October Newsletter: Paradoxes in Recovery: Steps Six and Seven
Continuing our ongoing thoughts and reflections on the steps of the twelve step programs, it is well worth another look at steps six and seven. In thirty years of work in this field and in thirty years of personal recovery, I have come to believe that these two steps- so often overlooked or trivialized- represent the essence of the work that must be done to fully recover.
The first subtle misunderstanding of steps six and seven derives from the language in the steps: they can be read as implying that if we become ready to have our character defects removed and actually ask to have our shortcomings removed, that, they will be, in fact, removed. Now ask yourself, have you ever actually seen anyone who is entirely free of character defects? Of shortcomings? Even after many decades of recovery? If the character defects remain; if the shortcomings persist, what then is actually removed? Anything?
Let’s start by way of an analogy, posed as a series of questions and answers between a recovering alcoholic/addict and a moderator:
M: Are you an alcoholic?
M: Do you drink any alcohol?
RA: No, I am sober in recovery.
M: Do you go to AA?
M: Whom do you see there?
M: Do they drink alcohol?
RA: Those in recovery, in sobriety, the vast majority at any AA meeting do not drink any alcohol at all.
M: Do you consider yourself cured?
RA: No, I’ll always be an alcoholic.
M: Let’s just make sure I got this right- You and other attendees at AA are defined by your relationship with alcohol. You are self-labeled alcoholics. Yet you do not drink any alcohol at all. Isn’t this a paradox?
RA: Yes, I guess it is.
And there you have it: the fundamental core paradox of recovery: alcoholics who do not drink, addicts who do not use. The fundamental character defect, the shortcoming, of alcoholism remains intact and present in all of us who recover and find sobriety. But, we gain the freedom to have the ability NOT TO ACT on this character defect.
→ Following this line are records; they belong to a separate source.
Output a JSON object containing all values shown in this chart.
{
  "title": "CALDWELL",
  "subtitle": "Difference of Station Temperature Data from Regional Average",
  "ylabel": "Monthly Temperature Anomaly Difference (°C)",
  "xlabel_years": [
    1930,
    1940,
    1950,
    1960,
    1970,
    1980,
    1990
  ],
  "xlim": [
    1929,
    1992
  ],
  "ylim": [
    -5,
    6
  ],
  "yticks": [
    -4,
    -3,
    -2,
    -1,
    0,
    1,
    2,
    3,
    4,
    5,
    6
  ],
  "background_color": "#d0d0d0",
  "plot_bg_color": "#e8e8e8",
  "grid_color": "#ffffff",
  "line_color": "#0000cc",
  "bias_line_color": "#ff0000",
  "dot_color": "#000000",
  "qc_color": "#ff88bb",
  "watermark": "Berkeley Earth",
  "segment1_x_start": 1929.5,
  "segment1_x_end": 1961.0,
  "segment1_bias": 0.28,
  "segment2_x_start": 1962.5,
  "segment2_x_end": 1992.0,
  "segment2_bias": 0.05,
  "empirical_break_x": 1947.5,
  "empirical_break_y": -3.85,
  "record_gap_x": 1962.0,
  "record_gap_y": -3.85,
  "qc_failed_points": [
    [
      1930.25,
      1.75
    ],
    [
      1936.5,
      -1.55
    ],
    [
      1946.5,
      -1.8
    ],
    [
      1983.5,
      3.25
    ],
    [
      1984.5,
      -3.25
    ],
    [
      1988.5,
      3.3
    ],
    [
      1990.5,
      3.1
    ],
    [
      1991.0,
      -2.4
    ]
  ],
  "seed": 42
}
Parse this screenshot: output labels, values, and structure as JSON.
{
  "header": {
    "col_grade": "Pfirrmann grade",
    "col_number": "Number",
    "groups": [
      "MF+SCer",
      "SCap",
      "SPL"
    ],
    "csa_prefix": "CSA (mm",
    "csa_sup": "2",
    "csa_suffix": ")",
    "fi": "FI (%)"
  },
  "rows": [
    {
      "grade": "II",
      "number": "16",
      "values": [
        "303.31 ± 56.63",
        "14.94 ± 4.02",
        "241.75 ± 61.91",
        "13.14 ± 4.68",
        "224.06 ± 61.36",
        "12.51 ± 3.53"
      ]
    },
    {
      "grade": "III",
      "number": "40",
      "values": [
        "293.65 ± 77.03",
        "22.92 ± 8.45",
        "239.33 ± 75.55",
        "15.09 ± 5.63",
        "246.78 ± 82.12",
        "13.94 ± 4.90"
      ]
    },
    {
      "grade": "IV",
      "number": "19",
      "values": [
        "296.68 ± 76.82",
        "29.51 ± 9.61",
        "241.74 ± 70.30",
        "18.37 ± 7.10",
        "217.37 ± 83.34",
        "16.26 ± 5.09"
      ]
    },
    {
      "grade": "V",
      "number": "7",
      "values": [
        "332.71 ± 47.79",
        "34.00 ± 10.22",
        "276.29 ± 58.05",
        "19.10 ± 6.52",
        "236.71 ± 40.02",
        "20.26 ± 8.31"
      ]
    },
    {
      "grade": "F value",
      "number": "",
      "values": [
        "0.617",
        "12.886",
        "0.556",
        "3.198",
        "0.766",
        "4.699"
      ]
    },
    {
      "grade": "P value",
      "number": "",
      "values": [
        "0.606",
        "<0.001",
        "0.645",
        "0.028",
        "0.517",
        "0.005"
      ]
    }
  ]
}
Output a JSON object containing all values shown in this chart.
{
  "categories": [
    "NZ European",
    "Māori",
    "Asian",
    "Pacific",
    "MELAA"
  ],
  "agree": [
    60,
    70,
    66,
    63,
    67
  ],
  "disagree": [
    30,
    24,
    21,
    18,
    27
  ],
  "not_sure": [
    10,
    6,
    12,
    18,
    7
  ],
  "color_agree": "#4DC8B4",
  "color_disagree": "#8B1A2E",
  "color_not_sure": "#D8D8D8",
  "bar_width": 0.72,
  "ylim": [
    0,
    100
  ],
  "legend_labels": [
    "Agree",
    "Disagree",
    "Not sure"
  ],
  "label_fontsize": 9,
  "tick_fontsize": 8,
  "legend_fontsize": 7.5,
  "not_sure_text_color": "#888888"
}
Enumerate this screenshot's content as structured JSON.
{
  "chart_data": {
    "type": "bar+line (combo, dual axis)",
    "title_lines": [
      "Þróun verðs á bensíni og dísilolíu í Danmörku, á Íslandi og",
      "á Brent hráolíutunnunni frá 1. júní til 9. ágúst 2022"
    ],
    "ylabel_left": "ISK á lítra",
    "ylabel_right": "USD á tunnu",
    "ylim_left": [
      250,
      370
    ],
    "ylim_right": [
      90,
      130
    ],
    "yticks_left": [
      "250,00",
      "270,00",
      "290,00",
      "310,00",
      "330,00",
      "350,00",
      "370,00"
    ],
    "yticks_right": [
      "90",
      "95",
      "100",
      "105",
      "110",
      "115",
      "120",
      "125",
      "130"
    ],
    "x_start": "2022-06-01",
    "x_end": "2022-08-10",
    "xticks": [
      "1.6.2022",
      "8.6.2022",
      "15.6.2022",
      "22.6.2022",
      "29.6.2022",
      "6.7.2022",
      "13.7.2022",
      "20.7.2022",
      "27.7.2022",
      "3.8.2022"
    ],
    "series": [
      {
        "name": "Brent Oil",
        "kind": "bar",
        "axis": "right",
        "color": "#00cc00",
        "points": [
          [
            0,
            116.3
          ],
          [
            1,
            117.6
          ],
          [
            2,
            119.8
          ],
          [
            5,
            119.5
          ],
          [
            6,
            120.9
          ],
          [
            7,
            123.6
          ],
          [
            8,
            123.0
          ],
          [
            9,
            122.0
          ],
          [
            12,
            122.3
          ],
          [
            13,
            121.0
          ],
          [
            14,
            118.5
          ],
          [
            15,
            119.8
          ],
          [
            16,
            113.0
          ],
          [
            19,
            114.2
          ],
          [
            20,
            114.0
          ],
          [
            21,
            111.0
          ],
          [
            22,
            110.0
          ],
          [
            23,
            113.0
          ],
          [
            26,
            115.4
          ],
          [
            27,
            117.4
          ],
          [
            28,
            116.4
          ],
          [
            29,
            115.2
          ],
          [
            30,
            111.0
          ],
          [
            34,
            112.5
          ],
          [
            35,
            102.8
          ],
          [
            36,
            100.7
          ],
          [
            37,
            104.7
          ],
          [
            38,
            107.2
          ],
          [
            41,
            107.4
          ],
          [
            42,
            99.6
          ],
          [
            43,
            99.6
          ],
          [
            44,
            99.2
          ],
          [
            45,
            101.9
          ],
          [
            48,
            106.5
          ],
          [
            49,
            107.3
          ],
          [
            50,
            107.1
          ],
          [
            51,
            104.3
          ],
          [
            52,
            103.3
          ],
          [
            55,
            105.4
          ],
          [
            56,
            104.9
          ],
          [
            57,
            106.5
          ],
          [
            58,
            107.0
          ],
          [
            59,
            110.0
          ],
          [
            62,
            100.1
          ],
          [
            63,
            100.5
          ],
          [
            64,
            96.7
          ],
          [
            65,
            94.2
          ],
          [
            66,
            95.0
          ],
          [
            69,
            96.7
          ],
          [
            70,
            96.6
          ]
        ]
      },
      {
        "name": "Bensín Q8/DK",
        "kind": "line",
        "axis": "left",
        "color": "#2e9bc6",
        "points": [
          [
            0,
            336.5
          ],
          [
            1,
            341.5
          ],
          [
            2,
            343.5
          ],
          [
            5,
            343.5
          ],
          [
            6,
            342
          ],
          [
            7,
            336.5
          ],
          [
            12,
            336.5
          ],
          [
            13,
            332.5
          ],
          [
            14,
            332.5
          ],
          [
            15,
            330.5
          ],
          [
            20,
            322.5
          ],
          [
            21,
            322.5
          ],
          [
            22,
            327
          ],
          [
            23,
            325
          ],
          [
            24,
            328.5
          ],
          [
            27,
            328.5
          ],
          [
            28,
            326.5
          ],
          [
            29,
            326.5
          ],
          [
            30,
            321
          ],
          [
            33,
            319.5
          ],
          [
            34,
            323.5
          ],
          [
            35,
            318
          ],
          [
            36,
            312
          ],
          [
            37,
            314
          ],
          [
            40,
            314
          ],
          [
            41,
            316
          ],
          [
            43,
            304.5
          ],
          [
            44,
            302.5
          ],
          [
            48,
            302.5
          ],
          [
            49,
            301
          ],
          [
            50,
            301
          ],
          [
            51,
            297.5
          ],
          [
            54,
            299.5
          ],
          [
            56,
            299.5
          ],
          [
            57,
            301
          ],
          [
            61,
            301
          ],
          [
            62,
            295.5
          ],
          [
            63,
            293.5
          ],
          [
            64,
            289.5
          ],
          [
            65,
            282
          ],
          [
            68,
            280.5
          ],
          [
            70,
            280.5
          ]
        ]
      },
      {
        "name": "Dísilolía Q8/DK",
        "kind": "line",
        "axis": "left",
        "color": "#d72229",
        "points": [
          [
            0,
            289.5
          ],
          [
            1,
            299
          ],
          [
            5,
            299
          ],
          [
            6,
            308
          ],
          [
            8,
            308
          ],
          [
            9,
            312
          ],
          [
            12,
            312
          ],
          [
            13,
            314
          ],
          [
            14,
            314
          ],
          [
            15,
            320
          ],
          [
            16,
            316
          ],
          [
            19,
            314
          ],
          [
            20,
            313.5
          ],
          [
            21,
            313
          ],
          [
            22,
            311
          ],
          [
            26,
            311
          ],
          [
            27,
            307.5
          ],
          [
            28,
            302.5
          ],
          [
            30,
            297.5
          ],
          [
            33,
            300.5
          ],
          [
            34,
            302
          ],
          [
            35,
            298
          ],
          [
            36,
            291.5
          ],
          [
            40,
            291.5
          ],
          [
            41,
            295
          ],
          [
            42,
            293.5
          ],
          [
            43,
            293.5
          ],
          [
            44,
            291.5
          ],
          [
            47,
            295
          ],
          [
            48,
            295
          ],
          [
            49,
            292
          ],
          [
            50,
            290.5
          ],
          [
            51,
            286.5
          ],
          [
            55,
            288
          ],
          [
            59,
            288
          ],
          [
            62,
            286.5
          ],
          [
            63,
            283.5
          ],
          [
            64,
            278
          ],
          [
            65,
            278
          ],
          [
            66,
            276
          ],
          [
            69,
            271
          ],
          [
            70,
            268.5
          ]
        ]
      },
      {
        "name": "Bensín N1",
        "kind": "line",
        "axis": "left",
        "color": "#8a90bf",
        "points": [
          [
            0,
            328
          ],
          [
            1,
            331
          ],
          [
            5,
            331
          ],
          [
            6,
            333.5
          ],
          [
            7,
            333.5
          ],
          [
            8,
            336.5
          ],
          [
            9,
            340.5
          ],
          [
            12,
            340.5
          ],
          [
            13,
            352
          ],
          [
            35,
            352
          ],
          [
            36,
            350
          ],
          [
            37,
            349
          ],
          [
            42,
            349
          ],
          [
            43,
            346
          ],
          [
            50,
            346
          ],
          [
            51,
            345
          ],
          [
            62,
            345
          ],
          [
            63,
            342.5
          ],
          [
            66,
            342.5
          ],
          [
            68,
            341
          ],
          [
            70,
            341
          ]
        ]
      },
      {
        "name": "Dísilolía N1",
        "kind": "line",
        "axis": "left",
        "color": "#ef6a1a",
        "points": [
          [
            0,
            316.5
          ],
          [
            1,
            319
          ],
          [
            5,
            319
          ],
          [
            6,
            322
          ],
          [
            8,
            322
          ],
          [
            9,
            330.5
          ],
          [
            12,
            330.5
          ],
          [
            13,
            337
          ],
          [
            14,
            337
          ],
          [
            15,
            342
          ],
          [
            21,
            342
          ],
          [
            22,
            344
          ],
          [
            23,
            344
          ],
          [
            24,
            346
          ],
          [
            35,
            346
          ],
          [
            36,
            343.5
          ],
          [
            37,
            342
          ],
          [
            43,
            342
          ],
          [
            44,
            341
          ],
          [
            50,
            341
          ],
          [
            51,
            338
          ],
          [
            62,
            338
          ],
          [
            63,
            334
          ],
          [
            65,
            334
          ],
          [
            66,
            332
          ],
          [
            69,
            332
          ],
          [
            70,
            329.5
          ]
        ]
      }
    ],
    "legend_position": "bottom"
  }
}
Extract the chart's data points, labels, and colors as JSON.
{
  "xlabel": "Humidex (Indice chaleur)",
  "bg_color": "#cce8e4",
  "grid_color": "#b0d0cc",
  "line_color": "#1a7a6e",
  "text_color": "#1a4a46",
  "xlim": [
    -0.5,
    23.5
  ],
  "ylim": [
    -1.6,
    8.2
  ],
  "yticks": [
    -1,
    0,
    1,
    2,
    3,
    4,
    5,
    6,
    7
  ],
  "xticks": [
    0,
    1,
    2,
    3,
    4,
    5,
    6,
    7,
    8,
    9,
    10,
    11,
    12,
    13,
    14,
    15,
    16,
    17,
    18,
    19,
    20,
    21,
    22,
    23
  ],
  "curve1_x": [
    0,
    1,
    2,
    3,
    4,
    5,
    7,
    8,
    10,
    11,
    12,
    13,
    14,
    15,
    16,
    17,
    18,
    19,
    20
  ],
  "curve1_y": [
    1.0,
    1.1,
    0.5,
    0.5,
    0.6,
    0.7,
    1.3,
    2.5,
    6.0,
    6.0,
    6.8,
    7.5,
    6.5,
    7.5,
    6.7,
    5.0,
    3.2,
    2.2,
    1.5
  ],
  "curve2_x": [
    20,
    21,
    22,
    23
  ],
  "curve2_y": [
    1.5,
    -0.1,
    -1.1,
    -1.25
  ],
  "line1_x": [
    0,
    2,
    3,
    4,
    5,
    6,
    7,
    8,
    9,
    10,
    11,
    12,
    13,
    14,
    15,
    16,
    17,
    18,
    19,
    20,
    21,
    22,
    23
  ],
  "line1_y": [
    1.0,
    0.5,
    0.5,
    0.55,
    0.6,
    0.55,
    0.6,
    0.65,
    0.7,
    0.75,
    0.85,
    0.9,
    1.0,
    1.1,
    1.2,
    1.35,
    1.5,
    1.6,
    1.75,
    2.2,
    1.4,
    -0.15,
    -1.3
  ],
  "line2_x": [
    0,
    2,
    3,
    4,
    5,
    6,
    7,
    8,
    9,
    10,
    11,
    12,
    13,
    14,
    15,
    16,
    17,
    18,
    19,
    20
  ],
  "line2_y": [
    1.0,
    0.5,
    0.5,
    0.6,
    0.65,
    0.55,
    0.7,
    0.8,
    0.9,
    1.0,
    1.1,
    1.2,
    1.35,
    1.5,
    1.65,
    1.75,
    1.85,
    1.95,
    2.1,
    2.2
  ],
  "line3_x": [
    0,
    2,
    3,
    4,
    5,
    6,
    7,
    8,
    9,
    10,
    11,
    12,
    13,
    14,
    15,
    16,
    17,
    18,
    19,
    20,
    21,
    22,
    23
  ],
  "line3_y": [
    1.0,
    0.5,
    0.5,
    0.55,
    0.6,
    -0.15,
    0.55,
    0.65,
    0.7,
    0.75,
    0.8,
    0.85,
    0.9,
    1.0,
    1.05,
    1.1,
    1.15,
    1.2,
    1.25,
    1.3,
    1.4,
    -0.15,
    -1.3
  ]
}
We do not drink.
Once we realize the power of this paradox, that we can retain the character defect but lose the compulsion to act on it we have an epiphany. If we can be alcoholics who do not drink and addicts who do not use, if we can achieve this fundamental paradoxical state of being, we can do the very same for any other character defect we possess. We can become thieves who do not steal, liars who tell the truth, cowards who are brave, insecure people who have self-confidence, etc. Many of these aspects are alluded to in AA’s 12 promises.
The only character defect we are asked to resolve entirely is our drinking and/or using. Resolution of all the other character defects is a matter of degree. After all, our watchword is progress not perfection. Using the first three steps to understand our identity, the next two steps to explore “the exact nature of our wrongs,” we can then begin to make as much progress as we desire, as slowly or rapidly as we like, to put our other various character defects and shortcomings into remission, to no longer be compelled to act on them, just as we did with our drinking and our using. Recovery is an ongoing adventure. It lasts as long as we do!
There is no limit to the progress we can make in recovery. It’s entirely up to us. Don’t sell yourself short. There’s a lot more to recovery than freedom from active use or drinking. Go for all the recovery you can!